Excepting minimum / living wage legislation that is? I have not seen it and no one I know has, so what have you got that supports your claim?
I like evidence
Richard
I know you’re not a proper economist, but surely you must have heard of the principles of supply and demand, and the implication on prices if supply increases?
I suggest you read Steve Keen
There are principles of supply and demand, for sure
And then there is the reality, which works nothing like the principles
Proper economists know that
The fantasy ones don’t
While others may disagree, and of course it was only part of the equation, it seems to me that had the UK Government applied the controls on EU migrants that it was entitled to, it would have ‘inhibited’ some of the worst excesses of the UK’s labour market.
That is correct John.
The Government of the day just did not bother.
I live in a rural area and I know that many wages offered are sub-minimum wage – I’ve even heard business owners openly boasting about it (one who was also a local Tory Councillor).
It’s because no one from Government who sets the minimum wage is actively checking or enforcing.
It’s policy by PR.
It fools people into thinking that something ahs been done.

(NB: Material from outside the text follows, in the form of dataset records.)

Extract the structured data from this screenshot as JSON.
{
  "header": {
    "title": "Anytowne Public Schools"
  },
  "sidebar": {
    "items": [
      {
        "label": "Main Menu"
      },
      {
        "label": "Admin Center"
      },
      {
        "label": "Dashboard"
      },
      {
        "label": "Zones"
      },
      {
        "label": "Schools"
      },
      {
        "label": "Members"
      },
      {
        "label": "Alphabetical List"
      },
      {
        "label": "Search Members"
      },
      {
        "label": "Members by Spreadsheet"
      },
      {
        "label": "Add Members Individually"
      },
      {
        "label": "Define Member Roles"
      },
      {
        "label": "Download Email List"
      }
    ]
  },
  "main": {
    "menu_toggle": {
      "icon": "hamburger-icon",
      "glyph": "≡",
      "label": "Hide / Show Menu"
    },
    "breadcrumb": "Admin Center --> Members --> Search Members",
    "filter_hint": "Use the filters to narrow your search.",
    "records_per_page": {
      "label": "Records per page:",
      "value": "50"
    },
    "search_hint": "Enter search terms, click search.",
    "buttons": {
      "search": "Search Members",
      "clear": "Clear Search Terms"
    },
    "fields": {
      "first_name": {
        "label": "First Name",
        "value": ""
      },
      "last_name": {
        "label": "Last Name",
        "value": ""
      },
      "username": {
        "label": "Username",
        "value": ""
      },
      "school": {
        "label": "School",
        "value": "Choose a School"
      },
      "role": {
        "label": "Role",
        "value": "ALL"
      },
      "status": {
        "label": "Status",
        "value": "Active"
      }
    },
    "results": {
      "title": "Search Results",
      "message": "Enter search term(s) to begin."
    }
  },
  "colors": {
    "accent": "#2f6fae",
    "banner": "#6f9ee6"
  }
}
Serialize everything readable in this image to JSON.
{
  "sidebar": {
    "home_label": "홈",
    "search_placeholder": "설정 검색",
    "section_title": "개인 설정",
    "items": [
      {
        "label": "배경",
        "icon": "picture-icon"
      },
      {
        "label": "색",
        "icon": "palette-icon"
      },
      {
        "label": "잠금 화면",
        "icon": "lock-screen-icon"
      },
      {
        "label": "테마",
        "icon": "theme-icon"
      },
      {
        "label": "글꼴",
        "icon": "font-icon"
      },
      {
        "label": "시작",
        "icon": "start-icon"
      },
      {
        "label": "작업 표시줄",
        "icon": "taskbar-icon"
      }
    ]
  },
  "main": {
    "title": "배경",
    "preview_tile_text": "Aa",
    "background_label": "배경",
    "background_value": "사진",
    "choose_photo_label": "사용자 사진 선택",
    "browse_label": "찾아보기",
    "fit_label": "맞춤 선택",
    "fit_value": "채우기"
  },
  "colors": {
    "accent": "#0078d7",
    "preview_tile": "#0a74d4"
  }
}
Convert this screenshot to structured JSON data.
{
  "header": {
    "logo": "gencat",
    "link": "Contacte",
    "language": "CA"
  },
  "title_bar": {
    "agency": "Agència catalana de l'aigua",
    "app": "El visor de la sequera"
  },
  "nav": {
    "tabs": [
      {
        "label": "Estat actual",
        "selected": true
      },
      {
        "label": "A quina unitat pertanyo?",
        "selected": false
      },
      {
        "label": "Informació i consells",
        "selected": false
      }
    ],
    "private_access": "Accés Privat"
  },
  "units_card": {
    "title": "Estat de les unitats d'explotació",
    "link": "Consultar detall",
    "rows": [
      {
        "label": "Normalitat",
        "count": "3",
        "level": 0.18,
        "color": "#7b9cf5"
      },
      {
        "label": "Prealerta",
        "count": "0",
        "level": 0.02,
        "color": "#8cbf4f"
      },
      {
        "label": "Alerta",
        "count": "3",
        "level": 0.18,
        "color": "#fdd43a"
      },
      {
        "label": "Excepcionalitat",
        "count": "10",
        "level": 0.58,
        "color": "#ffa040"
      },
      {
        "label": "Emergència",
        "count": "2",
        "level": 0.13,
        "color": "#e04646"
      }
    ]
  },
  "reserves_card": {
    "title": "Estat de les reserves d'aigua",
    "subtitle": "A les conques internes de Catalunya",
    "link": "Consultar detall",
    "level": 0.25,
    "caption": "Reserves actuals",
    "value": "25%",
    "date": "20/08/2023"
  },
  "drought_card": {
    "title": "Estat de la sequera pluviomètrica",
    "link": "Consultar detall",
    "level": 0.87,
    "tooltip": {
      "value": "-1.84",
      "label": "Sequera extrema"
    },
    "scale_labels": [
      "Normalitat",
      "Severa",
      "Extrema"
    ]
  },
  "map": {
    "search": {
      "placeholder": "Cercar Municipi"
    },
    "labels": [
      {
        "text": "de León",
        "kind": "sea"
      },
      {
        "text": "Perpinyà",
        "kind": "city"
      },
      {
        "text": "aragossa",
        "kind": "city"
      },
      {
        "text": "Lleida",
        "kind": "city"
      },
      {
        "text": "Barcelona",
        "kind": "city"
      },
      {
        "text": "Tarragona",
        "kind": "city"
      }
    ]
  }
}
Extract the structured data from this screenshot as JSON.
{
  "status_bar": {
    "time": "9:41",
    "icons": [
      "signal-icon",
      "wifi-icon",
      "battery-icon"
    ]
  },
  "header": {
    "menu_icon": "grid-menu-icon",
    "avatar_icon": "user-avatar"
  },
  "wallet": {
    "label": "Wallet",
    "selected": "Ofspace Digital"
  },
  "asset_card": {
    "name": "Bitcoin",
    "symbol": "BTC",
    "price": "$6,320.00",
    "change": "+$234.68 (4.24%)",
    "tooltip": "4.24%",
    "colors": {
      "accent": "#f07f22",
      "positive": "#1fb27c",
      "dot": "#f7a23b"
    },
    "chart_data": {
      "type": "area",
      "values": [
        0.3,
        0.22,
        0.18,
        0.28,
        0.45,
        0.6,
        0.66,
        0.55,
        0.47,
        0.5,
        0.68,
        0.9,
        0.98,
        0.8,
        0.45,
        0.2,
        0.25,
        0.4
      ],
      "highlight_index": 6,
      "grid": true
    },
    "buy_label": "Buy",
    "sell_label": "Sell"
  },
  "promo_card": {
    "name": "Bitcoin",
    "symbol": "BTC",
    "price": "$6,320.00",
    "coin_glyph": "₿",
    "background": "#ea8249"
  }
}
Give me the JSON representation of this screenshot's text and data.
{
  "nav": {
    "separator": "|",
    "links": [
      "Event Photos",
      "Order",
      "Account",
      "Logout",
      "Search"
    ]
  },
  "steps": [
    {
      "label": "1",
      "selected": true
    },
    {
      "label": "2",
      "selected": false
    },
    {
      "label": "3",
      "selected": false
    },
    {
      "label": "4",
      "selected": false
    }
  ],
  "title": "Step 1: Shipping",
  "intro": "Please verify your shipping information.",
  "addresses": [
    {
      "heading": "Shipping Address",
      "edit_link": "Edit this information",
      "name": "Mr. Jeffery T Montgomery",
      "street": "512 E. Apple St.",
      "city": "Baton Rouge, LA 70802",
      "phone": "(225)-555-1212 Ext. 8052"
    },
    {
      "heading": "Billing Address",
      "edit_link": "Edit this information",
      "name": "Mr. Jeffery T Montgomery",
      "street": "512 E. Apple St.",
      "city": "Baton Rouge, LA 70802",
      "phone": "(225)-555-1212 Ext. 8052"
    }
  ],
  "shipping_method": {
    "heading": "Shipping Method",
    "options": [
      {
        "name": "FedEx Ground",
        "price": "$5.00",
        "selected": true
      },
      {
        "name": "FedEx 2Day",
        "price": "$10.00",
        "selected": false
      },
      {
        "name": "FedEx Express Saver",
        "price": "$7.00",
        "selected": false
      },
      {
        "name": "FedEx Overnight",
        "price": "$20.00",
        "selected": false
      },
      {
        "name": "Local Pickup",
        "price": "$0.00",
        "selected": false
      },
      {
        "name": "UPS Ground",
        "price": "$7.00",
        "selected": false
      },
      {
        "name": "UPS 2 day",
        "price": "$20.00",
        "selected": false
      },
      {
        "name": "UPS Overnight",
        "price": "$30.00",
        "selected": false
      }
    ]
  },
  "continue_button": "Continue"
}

HMRC have the job of enforcement
And they are not good at it
Nor are they resourced to do it
If that is the case it is disgraceful and redolent of wealthy American Republicans in states adjoining Mexico exploiting cheap illegals while demanding more be done to tackle illegals, just not their illegals. Allowing employers to deliberately undercut the legal minimum wage is deplorable. So is lack of enforcement. But one suspects the turning of the “blind eye”. That can only be political.
In Ireland, for example, there was a greater influx of Eastern European immigrants, proportionality speaking per head of population than in the U.K. But there was also enforcement of the law and vigorous Trade Union observation of the situation and support for those of whom advantage was taken. And where immigrants were exploited I have seen some substantial settlements when they were supported to take claims through the relevant state body.
There are few things more damaging to integration and acceptance in society than allowing immigrants to be exploited and permitting employers to undercut legal wage standards. Of course if you keep cutting public services there are few people to enforce these standards. So the question is who benefits from such a situation? The answer always is “follow the money”. No more need be said.